Many of the families taking part in the audiology and therapy consults that I blogged about in my last post live 400-800 km away. They are making the long trip to our program here by motorbike or public transportation — often overnight – to spend time with our professionals. It’s really remarkable and a testament to the fortitude of parents to do their best by their children.

While the families are meeting with our audiologists and therapists, their children’s teachers are close by engaged in our teacher training program. It’s a two-pronged effort to help these children from 35 schools and early intervention centers spread across South Vietnam maximize the use of their hearing aids and progress with their spoken language development.

We’re in the middle of the second week of our teacher training program for Level 1 teachers. The 45 first-year participants have been immersed this week in lecture and interactive practicum on topics related to teaming with families, language milestones, literacy and reading, and auditory development strategies.

The Level 1 teachers have also signed up for individual consults with our deaf education and therapy professionals. These sessions offer teachers the opportunity to get advice about lesson plans and curriculum development and new ideas for addressing the needs of specific children they work with. They are also asking questions about our daily lectures here and how to apply the lessons learned to their own classrooms, indicating they are absorbing the information and thinking through the material they are being taught. I enjoy sitting in on these one-hour sessions for the insight they provide into the varied and unique situations and school environments that the teachers face.

In a feel-good moment, one of the teachers shared that her school started an early intervention program this year. Some of her peers who teach kindergarten attended our course last summer.

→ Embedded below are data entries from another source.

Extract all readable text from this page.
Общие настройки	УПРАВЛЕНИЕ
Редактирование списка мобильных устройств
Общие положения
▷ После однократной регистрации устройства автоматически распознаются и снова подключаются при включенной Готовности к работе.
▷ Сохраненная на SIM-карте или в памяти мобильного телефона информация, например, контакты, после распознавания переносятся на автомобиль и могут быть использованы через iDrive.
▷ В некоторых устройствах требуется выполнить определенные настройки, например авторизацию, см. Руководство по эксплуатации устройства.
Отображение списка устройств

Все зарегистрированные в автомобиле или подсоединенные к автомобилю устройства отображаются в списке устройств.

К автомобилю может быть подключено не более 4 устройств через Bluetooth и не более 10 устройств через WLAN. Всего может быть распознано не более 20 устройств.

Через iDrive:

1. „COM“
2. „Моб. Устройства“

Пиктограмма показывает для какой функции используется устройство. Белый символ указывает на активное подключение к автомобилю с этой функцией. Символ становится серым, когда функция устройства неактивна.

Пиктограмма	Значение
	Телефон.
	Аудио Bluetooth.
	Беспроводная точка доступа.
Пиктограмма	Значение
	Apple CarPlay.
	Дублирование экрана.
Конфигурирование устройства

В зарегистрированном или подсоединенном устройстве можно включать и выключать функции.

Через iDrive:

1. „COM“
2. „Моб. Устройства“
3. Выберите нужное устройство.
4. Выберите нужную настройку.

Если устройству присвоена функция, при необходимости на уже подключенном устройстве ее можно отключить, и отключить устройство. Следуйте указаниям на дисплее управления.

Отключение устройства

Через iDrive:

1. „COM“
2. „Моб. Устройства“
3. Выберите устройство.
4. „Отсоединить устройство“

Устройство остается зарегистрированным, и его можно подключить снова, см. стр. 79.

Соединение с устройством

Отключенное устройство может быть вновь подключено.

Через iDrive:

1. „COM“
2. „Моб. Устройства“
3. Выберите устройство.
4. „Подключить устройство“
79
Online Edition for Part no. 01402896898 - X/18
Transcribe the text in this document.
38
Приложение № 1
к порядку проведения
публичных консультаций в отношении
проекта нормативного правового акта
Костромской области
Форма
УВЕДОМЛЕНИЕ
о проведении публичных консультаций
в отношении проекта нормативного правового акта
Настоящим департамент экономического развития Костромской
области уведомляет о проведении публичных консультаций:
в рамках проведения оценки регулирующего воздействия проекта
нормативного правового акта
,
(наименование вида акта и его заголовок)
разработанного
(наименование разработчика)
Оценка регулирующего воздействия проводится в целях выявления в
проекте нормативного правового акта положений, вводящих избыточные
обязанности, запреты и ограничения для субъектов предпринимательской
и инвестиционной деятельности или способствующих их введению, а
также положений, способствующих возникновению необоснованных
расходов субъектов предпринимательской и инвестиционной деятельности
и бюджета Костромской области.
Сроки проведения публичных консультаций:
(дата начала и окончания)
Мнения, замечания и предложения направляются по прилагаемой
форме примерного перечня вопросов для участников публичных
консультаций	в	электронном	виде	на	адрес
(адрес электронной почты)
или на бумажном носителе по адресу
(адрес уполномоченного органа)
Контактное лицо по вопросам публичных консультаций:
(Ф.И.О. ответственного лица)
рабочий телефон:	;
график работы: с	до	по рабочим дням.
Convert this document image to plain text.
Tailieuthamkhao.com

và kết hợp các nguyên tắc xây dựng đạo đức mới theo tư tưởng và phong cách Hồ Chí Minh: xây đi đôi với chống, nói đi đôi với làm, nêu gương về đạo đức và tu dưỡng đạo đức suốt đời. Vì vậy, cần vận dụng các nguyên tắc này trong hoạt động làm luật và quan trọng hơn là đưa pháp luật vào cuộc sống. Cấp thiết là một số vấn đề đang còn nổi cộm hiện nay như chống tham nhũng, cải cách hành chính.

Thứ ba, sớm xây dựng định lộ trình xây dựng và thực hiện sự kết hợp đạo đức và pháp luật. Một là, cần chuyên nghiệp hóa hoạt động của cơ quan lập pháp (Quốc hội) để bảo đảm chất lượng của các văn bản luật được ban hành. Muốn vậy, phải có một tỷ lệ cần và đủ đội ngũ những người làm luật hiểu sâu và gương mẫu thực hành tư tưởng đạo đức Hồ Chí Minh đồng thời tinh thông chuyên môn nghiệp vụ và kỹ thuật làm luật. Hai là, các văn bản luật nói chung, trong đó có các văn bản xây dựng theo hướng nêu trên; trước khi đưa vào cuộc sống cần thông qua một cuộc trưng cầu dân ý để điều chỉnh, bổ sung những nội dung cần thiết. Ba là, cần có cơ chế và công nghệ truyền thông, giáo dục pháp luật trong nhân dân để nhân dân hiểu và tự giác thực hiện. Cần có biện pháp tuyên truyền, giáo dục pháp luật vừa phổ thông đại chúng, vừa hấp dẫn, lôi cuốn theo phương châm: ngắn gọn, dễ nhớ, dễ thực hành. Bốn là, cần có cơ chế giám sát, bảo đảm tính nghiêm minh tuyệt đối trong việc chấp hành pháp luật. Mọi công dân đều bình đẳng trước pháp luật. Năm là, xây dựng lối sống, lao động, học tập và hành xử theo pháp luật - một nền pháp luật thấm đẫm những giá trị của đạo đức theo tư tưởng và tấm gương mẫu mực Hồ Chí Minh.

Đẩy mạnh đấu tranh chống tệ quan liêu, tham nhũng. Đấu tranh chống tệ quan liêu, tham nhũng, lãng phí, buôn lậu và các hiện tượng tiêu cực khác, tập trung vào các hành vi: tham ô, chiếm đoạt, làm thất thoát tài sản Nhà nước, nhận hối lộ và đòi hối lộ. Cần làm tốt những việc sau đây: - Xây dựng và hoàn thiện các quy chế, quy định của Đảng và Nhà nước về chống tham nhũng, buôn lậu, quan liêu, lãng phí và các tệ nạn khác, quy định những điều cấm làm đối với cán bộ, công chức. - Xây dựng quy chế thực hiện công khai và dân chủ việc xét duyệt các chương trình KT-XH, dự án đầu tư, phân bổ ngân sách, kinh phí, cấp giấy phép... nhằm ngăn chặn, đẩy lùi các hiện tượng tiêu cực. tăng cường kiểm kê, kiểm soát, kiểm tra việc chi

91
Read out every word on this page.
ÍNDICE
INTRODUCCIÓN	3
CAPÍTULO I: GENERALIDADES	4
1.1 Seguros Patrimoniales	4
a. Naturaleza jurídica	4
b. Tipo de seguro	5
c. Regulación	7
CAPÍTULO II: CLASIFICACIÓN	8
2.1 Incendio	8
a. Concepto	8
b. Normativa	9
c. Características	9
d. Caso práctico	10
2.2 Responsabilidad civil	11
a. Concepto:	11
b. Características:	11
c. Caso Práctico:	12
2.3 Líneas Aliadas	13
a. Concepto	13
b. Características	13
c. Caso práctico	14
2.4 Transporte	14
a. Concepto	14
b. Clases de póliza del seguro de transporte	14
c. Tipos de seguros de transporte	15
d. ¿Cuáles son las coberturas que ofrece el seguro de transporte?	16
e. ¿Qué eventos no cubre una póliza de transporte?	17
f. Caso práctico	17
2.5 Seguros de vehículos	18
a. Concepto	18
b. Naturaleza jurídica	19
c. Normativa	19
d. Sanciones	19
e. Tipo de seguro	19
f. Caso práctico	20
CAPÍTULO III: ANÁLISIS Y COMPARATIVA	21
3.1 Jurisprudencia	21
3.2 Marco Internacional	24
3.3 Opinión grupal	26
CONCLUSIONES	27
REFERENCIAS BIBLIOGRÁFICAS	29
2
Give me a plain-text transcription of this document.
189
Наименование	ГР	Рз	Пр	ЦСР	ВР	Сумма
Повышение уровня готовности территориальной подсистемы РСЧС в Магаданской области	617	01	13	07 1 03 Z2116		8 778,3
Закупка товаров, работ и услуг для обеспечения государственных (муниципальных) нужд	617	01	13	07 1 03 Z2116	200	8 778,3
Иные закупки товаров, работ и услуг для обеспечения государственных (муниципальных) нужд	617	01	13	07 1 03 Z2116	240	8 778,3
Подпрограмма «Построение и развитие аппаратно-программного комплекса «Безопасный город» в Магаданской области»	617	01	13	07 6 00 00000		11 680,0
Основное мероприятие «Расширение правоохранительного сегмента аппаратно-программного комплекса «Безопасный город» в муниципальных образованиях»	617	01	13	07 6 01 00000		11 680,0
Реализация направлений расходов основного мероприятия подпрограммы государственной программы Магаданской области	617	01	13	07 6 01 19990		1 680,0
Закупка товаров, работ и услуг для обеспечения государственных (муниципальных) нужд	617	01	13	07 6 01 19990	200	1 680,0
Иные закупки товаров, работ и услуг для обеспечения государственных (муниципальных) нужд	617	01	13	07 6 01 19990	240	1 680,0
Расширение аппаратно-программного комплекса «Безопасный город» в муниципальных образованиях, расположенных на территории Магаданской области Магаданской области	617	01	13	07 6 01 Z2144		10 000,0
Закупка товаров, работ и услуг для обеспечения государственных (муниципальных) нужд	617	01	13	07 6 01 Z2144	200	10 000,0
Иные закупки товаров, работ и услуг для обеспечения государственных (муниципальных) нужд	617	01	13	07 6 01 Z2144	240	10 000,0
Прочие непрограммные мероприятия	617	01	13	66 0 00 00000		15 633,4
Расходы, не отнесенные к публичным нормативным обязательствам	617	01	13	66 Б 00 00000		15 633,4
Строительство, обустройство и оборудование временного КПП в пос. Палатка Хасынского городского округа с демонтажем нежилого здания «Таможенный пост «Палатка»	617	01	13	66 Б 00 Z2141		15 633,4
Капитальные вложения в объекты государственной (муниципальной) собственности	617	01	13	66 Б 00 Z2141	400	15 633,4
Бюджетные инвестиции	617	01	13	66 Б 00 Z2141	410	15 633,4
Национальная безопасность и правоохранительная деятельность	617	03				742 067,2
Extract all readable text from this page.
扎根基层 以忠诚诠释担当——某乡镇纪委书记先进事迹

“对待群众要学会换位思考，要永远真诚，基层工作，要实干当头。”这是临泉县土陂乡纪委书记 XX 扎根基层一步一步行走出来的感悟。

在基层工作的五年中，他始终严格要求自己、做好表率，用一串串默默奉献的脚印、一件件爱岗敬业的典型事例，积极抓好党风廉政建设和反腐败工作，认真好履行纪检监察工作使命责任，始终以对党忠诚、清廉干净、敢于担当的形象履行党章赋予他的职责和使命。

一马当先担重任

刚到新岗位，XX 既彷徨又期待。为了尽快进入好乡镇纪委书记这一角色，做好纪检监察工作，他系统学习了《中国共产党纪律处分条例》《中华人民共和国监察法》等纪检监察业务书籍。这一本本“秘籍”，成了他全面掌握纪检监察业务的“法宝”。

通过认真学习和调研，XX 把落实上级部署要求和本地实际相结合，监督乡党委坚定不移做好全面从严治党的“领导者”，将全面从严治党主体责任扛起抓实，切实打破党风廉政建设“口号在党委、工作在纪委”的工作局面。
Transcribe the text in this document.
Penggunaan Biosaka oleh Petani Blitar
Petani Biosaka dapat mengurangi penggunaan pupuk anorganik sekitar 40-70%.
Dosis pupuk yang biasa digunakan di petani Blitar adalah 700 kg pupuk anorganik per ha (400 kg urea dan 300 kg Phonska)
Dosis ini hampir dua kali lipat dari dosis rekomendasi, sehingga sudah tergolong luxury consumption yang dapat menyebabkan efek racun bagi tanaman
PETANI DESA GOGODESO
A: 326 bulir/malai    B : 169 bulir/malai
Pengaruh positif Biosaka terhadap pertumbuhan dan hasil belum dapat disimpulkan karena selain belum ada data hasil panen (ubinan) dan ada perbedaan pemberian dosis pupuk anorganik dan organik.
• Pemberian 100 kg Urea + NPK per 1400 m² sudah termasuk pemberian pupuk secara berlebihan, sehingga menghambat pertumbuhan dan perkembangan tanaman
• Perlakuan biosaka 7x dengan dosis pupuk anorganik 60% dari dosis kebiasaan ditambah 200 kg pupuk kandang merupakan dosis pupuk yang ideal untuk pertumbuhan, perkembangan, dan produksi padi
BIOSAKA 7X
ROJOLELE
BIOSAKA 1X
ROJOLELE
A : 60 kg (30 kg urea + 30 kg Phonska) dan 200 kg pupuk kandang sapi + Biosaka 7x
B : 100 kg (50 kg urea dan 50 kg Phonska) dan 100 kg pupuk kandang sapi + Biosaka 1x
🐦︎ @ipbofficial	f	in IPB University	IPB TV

They learned about the value of early intervention and proposed that the school start a program for younger children with hearing loss at their school. Previously, the school had children wait until they were kindergarten-age before they would start to work with them. Now, they are launching an early intervention program and this teacher is one of the first to work in this new program.

Another teacher shared her concerns about consistent access to hearing aids for her students. Her families receive off-brand or used hearing aids donated through international organizations and charities. When the hearing aid breaks, there often isn’t a place to get it repaired or a means for getting a new one. As a result, the child no longer has access to sound.

She said, “It is very hard to deny a child after they have been provided a hearing aid and are learning to listen and talk. When we cannot find a replacement or the family cannot afford one, the child loses all their progress. That is so much harder than not providing a hearing aid to the child in the first place.”

The Global Foundation is working with a few other Vietnam charities on a plan to establish a micro-credit process whereby hearing aids would be provided to low-income families. The families would pay for the hearing aid over time, allowing us to source more hearing aids and sustain the program.